Last week, 30 drivers walked off the job at Green Fleet Systems, a port trucking company in Carson, CA. Dozens of trucks sat idle as drivers engaged in a 24-hour strike, picketing Green Fleet’s truck yard in response to recent charges that the company had violated federal labor law.

The disruption carried far beyond, as picket lines were put up at Green Fleet’s customers as drivers made deliveries, even as far as distribution centers 70 miles away. Several major customers refused to service Green Fleet trucks, presumably resulting in financial loss for the company.

Last week’s unfortunate situation is a concrete example of potential impact that a prolonged labor dispute can have on a company, which we have previously reported on.

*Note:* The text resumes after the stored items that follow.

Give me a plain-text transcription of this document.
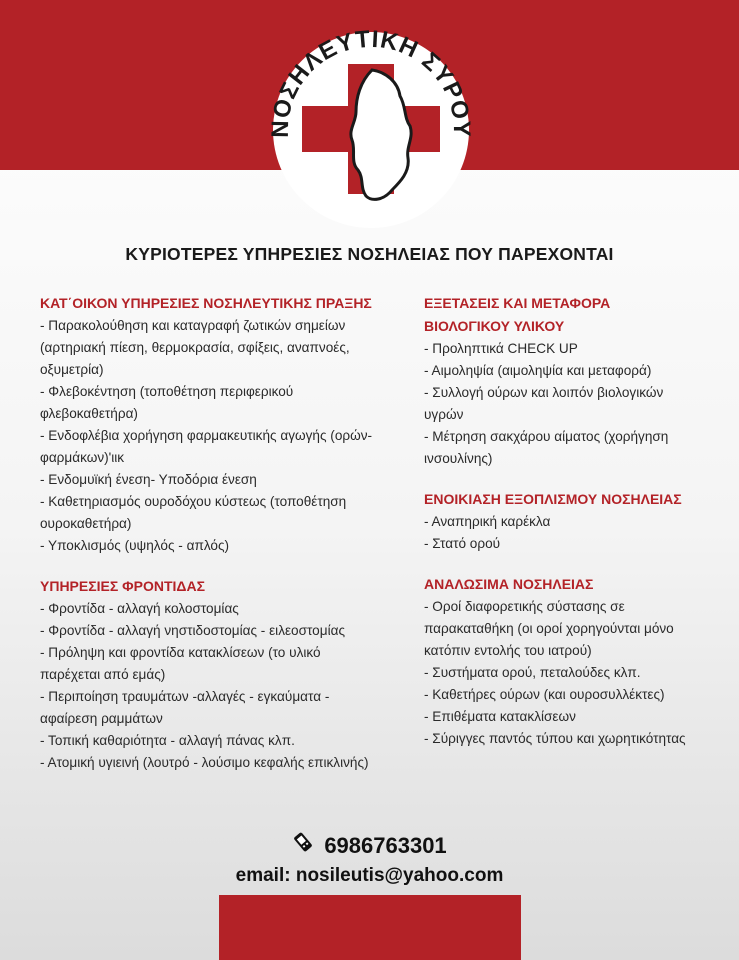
ΝΟΣΗΛΕΥΤΙΚΗ ΣΥΡΟΥ
ΚΥΡΙΟΤΕΡΕΣ ΥΠΗΡΕΣΙΕΣ ΝΟΣΗΛΕΙΑΣ ΠΟΥ ΠΑΡΕΧΟΝΤΑΙ
ΚΑΤ΄ΟΙΚΟΝ ΥΠΗΡΕΣΙΕΣ ΝΟΣΗΛΕΥΤΙΚΗΣ ΠΡΑΞΗΣ
- Παρακολούθηση και καταγραφή ζωτικών σημείων
(αρτηριακή πίεση, θερμοκρασία, σφίξεις, αναπνοές,
οξυμετρία)
- Φλεβοκέντηση (τοποθέτηση περιφερικού
φλεβοκαθετήρα)
- Ενδοφλέβια χορήγηση φαρμακευτικής αγωγής (ορών-
φαρμάκων)'ιικ
- Ενδομυϊκή ένεση- Υποδόρια ένεση
- Καθετηριασμός ουροδόχου κύστεως (τοποθέτηση
ουροκαθετήρα)
- Υποκλισμός (υψηλός - απλός)
ΥΠΗΡΕΣΙΕΣ ΦΡΟΝΤΙΔΑΣ
- Φροντίδα - αλλαγή κολοστομίας
- Φροντίδα - αλλαγή νηστιδοστομίας - ειλεοστομίας
- Πρόληψη και φροντίδα κατακλίσεων (το υλικό
παρέχεται από εμάς)
- Περιποίηση τραυμάτων -αλλαγές - εγκαύματα -
αφαίρεση ραμμάτων
- Τοπική καθαριότητα - αλλαγή πάνας κλπ.
- Ατομική υγιεινή (λουτρό - λούσιμο κεφαλής επικλινής)
ΕΞΕΤΑΣΕΙΣ ΚΑΙ ΜΕΤΑΦΟΡΑ
ΒΙΟΛΟΓΙΚΟΥ ΥΛΙΚΟΥ
- Προληπτικά CHECK UP
- Αιμοληψία (αιμοληψία και μεταφορά)
- Συλλογή ούρων και λοιπόν βιολογικών
υγρών
- Μέτρηση σακχάρου αίματος (χορήγηση
ινσουλίνης)
ΕΝΟΙΚΙΑΣΗ ΕΞΟΠΛΙΣΜΟΥ ΝΟΣΗΛΕΙΑΣ
- Αναπηρική καρέκλα
- Στατό ορού
ΑΝΑΛΩΣΙΜΑ ΝΟΣΗΛΕΙΑΣ
- Οροί διαφορετικής σύστασης σε
παρακαταθήκη (οι οροί χορηγούνται μόνο
κατόπιν εντολής του ιατρού)
- Συστήματα ορού, πεταλούδες κλπ.
- Καθετήρες ούρων (και ουροσυλλέκτες)
- Επιθέματα κατακλίσεων
- Σύριγγες παντός τύπου και χωρητικότητας
6986763301
email: nosileutis@yahoo.com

EB-5 stakeholders should take notice because the conditions that led to the strike at Green Fleet are almost identical to those at American Logistics:

  • Like Green Fleet, American Logistics provides integrated logistics services, including warehousing, third-party logistics and trucking services to the Ports of Los Angeles and Long Beach. Both companies are located in Carson, CA, a city that recently passed a resolution in support of truck drivers. The resolution named only two companies: Green Fleet Systems and American Logistics International. The Carson mayor and two Carson city councilmembers walked the picket line at Green Fleet in support of striking employees.
  • While the LA/Long Beach port trucking market is composed of about a thousand companies, Green Fleet and American Logistics are the only two companies in the entire sector where drivers have publicly announced their intent to organize their union with the Teamsters. Drivers at both companies publicly launched their efforts in January, 2013. Similarly, drivers at both companies have made numerous pleas for collaboration, but have been rebuffed by company management. Both groups of drivers have also sought support from community and political leaders.
  • Both companies are now embroiled in escalating labor disputes. Like Green Fleet, American Logistics management has hired an outside “labor consultant” to oppose its employees’ organizing efforts, rather than remain neutral.  In our experience, such “labor consultants” serve to highlight discord between employees and management, rather than foster collaboration.
  • Similar to Green Fleet, American Logistics has been charged with violating federal labor law.  We recently reported on the charges filed against American Logistics. The National Labor Relations Board complaint filed against Green Fleet is similar, charging the company with “interfering with, restraining, and coercing employees in the exercise of rights guaranteed in Section 7 of the [National Labor Relations] Act and in violation of Section 8(a)(1) of the Act.” This unfair labor practice complaint was the basis of the Green Fleet drivers’ strike.

There has been much in the headlines recently about low-wage workers taking action, most recently displayed by the drivers at Green Fleet Systems and workers at fast food restaurants and Walmart stores around the US going on strike. Strikes are an unfortunate result when disputes are not resolved at the workplace. EB-5 stakeholders should stay vigilant.